D’ailleurs, en rédigeant le texte de mes minutes je n’ai aucunement conscience de faire de la philosophie tellement cela suinte naturellement. Ce sont mes abonnés qui m’en font prendre conscience.
Certains se disent étrangers voir hermétiques à la philosophie. J’ai en mémoire la réponse de ma prof de philo de terminale à cette remarque : refuser la philosophie est aussi une façon de philosopher. On est donc tous philosophes, qu’on le sache ou non !

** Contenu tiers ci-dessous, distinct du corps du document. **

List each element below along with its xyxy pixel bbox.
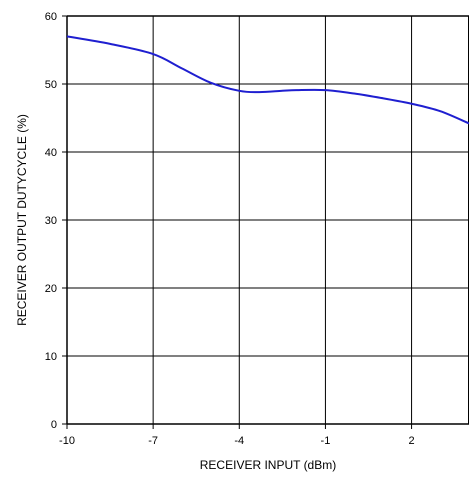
y-tick-label-4: 40 (45, 147, 57, 159)
y-axis-label: RECEIVER OUTPUT DUTYCYCLE (%) (15, 114, 29, 326)
x-tick-label-4: 2 (409, 435, 415, 447)
series-line-0 (66, 35, 469, 125)
x-tick-label-0: -10 (59, 435, 75, 447)
x-axis-label: RECEIVER INPUT (dBm) (200, 458, 336, 472)
y-tick-labels: 0 10 20 30 40 50 60 (45, 11, 67, 431)
x-tick-label-2: -4 (234, 435, 244, 447)
x-tick-label-3: -1 (321, 435, 331, 447)
x-tick-labels: -10 -7 -4 -1 2 (59, 424, 415, 447)
y-tick-label-5: 50 (45, 79, 57, 91)
y-tick-label-0: 0 (51, 419, 57, 431)
x-tick-label-1: -7 (148, 435, 158, 447)
y-tick-label-6: 60 (45, 11, 57, 23)
y-tick-label-1: 10 (45, 351, 57, 363)
y-tick-label-3: 30 (45, 215, 57, 227)
y-tick-label-2: 20 (45, 283, 57, 295)
grid (67, 16, 469, 424)
series-group (66, 35, 469, 125)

Cette même enseignante nous avait rappelé ce qui signifie la philosophie : la quête amoureuse de la sagesse. Enchainement de trois mots clefs dont la compréhension devait bien occuper toute une vie !
Aussi, sur ses conseils, je me suis inscrit à la Sorbonne pour un cursus de philosophie.
Lors du premier cours, on nous livra LA question qui serait la source de la philosophie :
Pourquoi y a-t-il quelque chose plutôt que rien ; J’avoue que je m’attendais plutôt au triple questionnement d’où viens-je, qui suis-je et où-vais ?, mais la grande question était bien moins psychologique et bien plus métaphysique : Pourquoi y a-t-il quelque chose plutôt que rien.
Cette question ne m’a jamais quitté car elle est celle du sens, du sens de l’existence.
A un tel point que chaque matin je me demande non seulement si le soleil se lèvera, mais aussi si il y aura une nouvelle minute à vous présenter. Telle est donc ma requête : Pourquoi y a-t-il une minute plutôt que rien ?
J’avoue avoir trouvé LA question à laquelle il va vous appartenir de répondre!